Above all else, the first step to making it as a flipper is to buy your first property. Flippers can take advantage of many financing options, from traditional mortgages to HELOCs, or loan products designed for house flipping, but each of them will impact your deal's numbers in different ways.

Fix and flip loans are offered primarily by hard money and alternative lenders. Some banks will work with experienced flippers, but typically only on much larger deals. These are short-term, often interest-only loans, and have higher rates than traditional mortgages because the lender is taking on more risk. Interest rates start at 12% and rise from there, so you will want a clear exit strategy.

While traditional lenders will lend mortgages and home equity lines of credit to buyers with excellent credit and cash for a down payment bank loans take months to go through underwriting. By that time, someone else could have beaten you to the deal. You'll need at least a 20% down payment with a bank, and if the bank requires interest paid upfront the deal may no longer be profitable.

In a perfect world, every flipper should pay cash for their investments. Cash mitigates many of the risks of flipping. If market conditions shift while you're making repairs, you can afford to wait to sell until it's once more in your favor. While your cash will be tied up while you own the home, you won't have to reduce your profit by loan payments. And, once it's time to sell you can wait until you get a good offer rather than feeling pressured to sell at a loss to pay off your financing.

Taking out a loan increases the risk in your investment. Let's say you purchased that house in the Albany example above. You paid $138,650 in a mortgage and with a renovation loan.
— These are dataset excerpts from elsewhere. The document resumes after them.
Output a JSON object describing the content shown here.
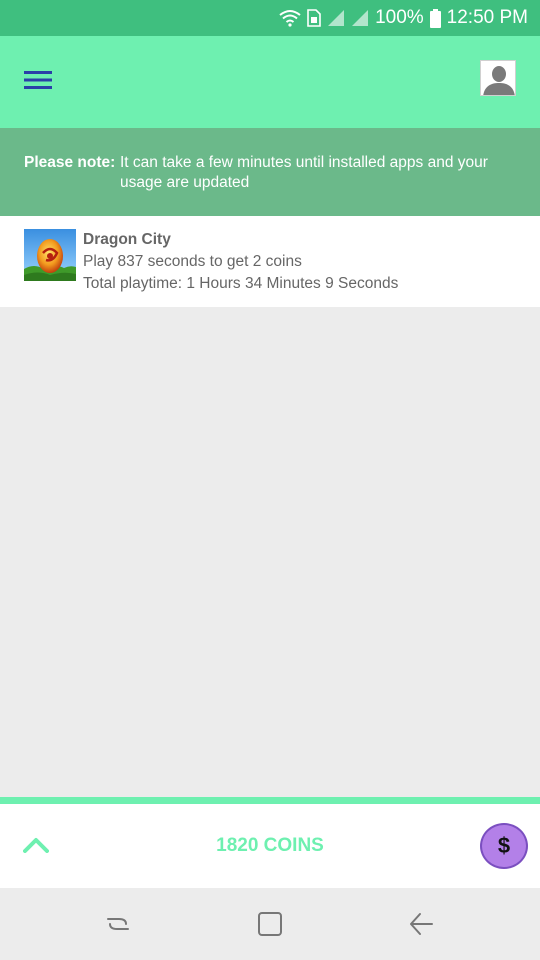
{
  "status_bar": {
    "battery": "100%",
    "time": "12:50 PM",
    "icons": [
      "wifi-icon",
      "sim-icon",
      "signal-icon",
      "signal-icon",
      "battery-icon"
    ]
  },
  "app_bar": {
    "menu_icon": "hamburger-menu-icon",
    "profile_icon": "user-avatar-icon"
  },
  "notice": {
    "label": "Please note:",
    "text": "It can take a few minutes until installed apps and your usage are updated"
  },
  "apps": [
    {
      "name": "Dragon City",
      "goal": "Play 837 seconds to get 2 coins",
      "playtime": "Total playtime: 1 Hours 34 Minutes 9 Seconds"
    }
  ],
  "coins_bar": {
    "label": "1820 COINS",
    "coin_symbol": "$",
    "expand_icon": "chevron-up-icon"
  },
  "nav_bar": {
    "icons": [
      "recent-apps-icon",
      "home-icon",
      "back-icon"
    ]
  },
  "colors": {
    "status_bar": "#3fbf7f",
    "accent": "#6ef0b0",
    "notice_bg": "#6bb98a",
    "menu_icon": "#2a3fa8",
    "coin": "#b380e8"
  }
}
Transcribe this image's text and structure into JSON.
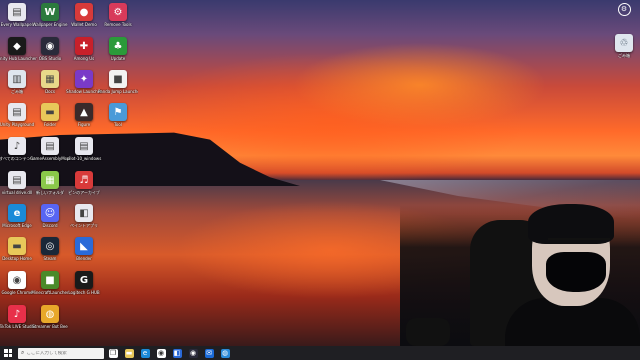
{
  "desktop": {
    "icons": [
      {
        "label": "Every Wallpaper",
        "color": "#e8e8ef",
        "glyph": "▤",
        "col": 0,
        "row": 0
      },
      {
        "label": "Wallpaper Engine",
        "color": "#2c7a3e",
        "glyph": "W",
        "col": 1,
        "row": 0
      },
      {
        "label": "Wallet Demo",
        "color": "#d83a3a",
        "glyph": "●",
        "col": 2,
        "row": 0
      },
      {
        "label": "Remove Tools",
        "color": "#d83a5a",
        "glyph": "⚙",
        "col": 3,
        "row": 0
      },
      {
        "label": "Unity Hub Launcher",
        "color": "#1a1a1a",
        "glyph": "◆",
        "col": 0,
        "row": 1
      },
      {
        "label": "OBS Studio",
        "color": "#2a2a3a",
        "glyph": "◉",
        "col": 1,
        "row": 1
      },
      {
        "label": "Among Us",
        "color": "#c8202a",
        "glyph": "✚",
        "col": 2,
        "row": 1
      },
      {
        "label": "Update",
        "color": "#2b9a3a",
        "glyph": "♣",
        "col": 3,
        "row": 1
      },
      {
        "label": "ごみ箱",
        "color": "#dfe6ee",
        "glyph": "▥",
        "col": 0,
        "row": 2
      },
      {
        "label": "Docs",
        "color": "#e8d88a",
        "glyph": "▦",
        "col": 1,
        "row": 2
      },
      {
        "label": "Shadow Launcher",
        "color": "#7a3ac8",
        "glyph": "✦",
        "col": 2,
        "row": 2
      },
      {
        "label": "Panda Jump Launcher",
        "color": "#f2f2f2",
        "glyph": "■",
        "col": 3,
        "row": 2
      },
      {
        "label": "Unity Playground",
        "color": "#e8e8ef",
        "glyph": "▤",
        "col": 0,
        "row": 3
      },
      {
        "label": "Folder",
        "color": "#e8c85a",
        "glyph": "▬",
        "col": 1,
        "row": 3
      },
      {
        "label": "Figure",
        "color": "#3a2a2a",
        "glyph": "▲",
        "col": 2,
        "row": 3
      },
      {
        "label": "Tool",
        "color": "#4a9ad8",
        "glyph": "⚑",
        "col": 3,
        "row": 3
      },
      {
        "label": "すべてのコンテンツ",
        "color": "#e8e8ef",
        "glyph": "♪",
        "col": 0,
        "row": 4
      },
      {
        "label": "GameAssemblyModil",
        "color": "#e8e8ef",
        "glyph": "▤",
        "col": 1,
        "row": 4
      },
      {
        "label": "pilot-10_windows",
        "color": "#e8e8ef",
        "glyph": "▤",
        "col": 2,
        "row": 4
      },
      {
        "label": "virtual drive.dll",
        "color": "#e8e8ef",
        "glyph": "▤",
        "col": 0,
        "row": 5
      },
      {
        "label": "新しいフォルダ",
        "color": "#8ac84a",
        "glyph": "▦",
        "col": 1,
        "row": 5
      },
      {
        "label": "ピンのアーカイブ",
        "color": "#d83a3a",
        "glyph": "♬",
        "col": 2,
        "row": 5
      },
      {
        "label": "Microsoft Edge",
        "color": "#1a8ad8",
        "glyph": "e",
        "col": 0,
        "row": 6
      },
      {
        "label": "Discord",
        "color": "#5865f2",
        "glyph": "☺",
        "col": 1,
        "row": 6
      },
      {
        "label": "ペイントアプリ",
        "color": "#e8e8ef",
        "glyph": "◧",
        "col": 2,
        "row": 6
      },
      {
        "label": "Desktop Home",
        "color": "#e8c85a",
        "glyph": "▬",
        "col": 0,
        "row": 7
      },
      {
        "label": "Steam",
        "color": "#1b2838",
        "glyph": "◎",
        "col": 1,
        "row": 7
      },
      {
        "label": "Blender",
        "color": "#2a6ad8",
        "glyph": "◣",
        "col": 2,
        "row": 7
      },
      {
        "label": "Google Chrome",
        "color": "#ffffff",
        "glyph": "◉",
        "col": 0,
        "row": 8
      },
      {
        "label": "MinecraftLauncher",
        "color": "#4a8a2a",
        "glyph": "■",
        "col": 1,
        "row": 8
      },
      {
        "label": "Logitech G HUB",
        "color": "#1a1a1a",
        "glyph": "G",
        "col": 2,
        "row": 8
      },
      {
        "label": "TikTok LIVE Studio",
        "color": "#e8304a",
        "glyph": "♪",
        "col": 0,
        "row": 9
      },
      {
        "label": "Streamer Bot Bee",
        "color": "#e8a82a",
        "glyph": "◍",
        "col": 1,
        "row": 9
      }
    ],
    "recycle_bin_label": "ごみ箱",
    "settings_icon": "settings-circle-icon"
  },
  "taskbar": {
    "search_placeholder": "ここに入力して検索",
    "apps": [
      {
        "name": "task-view-icon",
        "color": "#ffffff",
        "glyph": "❐"
      },
      {
        "name": "file-explorer-icon",
        "color": "#e8c85a",
        "glyph": "▬"
      },
      {
        "name": "edge-icon",
        "color": "#1a8ad8",
        "glyph": "e"
      },
      {
        "name": "chrome-icon",
        "color": "#ffffff",
        "glyph": "◉"
      },
      {
        "name": "store-icon",
        "color": "#2a6ad8",
        "glyph": "◧"
      },
      {
        "name": "obs-icon",
        "color": "#2a2a3a",
        "glyph": "◉"
      },
      {
        "name": "mail-icon",
        "color": "#1a6ad8",
        "glyph": "✉"
      },
      {
        "name": "windows-app-icon",
        "color": "#2a8ad8",
        "glyph": "◍"
      }
    ]
  }
}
Your rough monthly payments for this financing could be around $1,400-$2,000 depending on the loan product.

Repairs cost $6,000 more than expected, delaying the time until the house on the market, so you've now paid four months of payments instead of two. Then it takes six months to sell the house when you'd budgeted for three. Your numbers now look like this;

  • Purchase loan $118,650
  • Renovation loan $20,000
  • Estimated payments $14,000
  • Extra repairs $6,000
  • Closing costs of 2% = $3,390

Netting you a profit of $7,460, when you'd planned on a profit of roughly $38,500. That's a large difference. Do your best to plan for the unexpected, and if you can, pay cash.

3 Best Cities in New York for House Flippers in 2022

Trying to figure out where to buy your first flip in New York?

1. Start by looking at Rochester. The median home value is $207,009, and prices have risen by over 15% in the past year. It's economy is the second largest in the state, but the still-reasonable housing prices make it an ideal city for a first-time flipper who doesn't have much cash to invest.

2. Buffalo has a hot housing market. Median home values went up 18% last year. At $203,492, median home values are a fraction of the cost of investing elsewhere. Millennials have been the largest demographic moving into the area, and as they settle down and start families they drive housing demand.

3. Check out Yonkers. While median homes are expensive, they're still cheaper than neighboring New York City.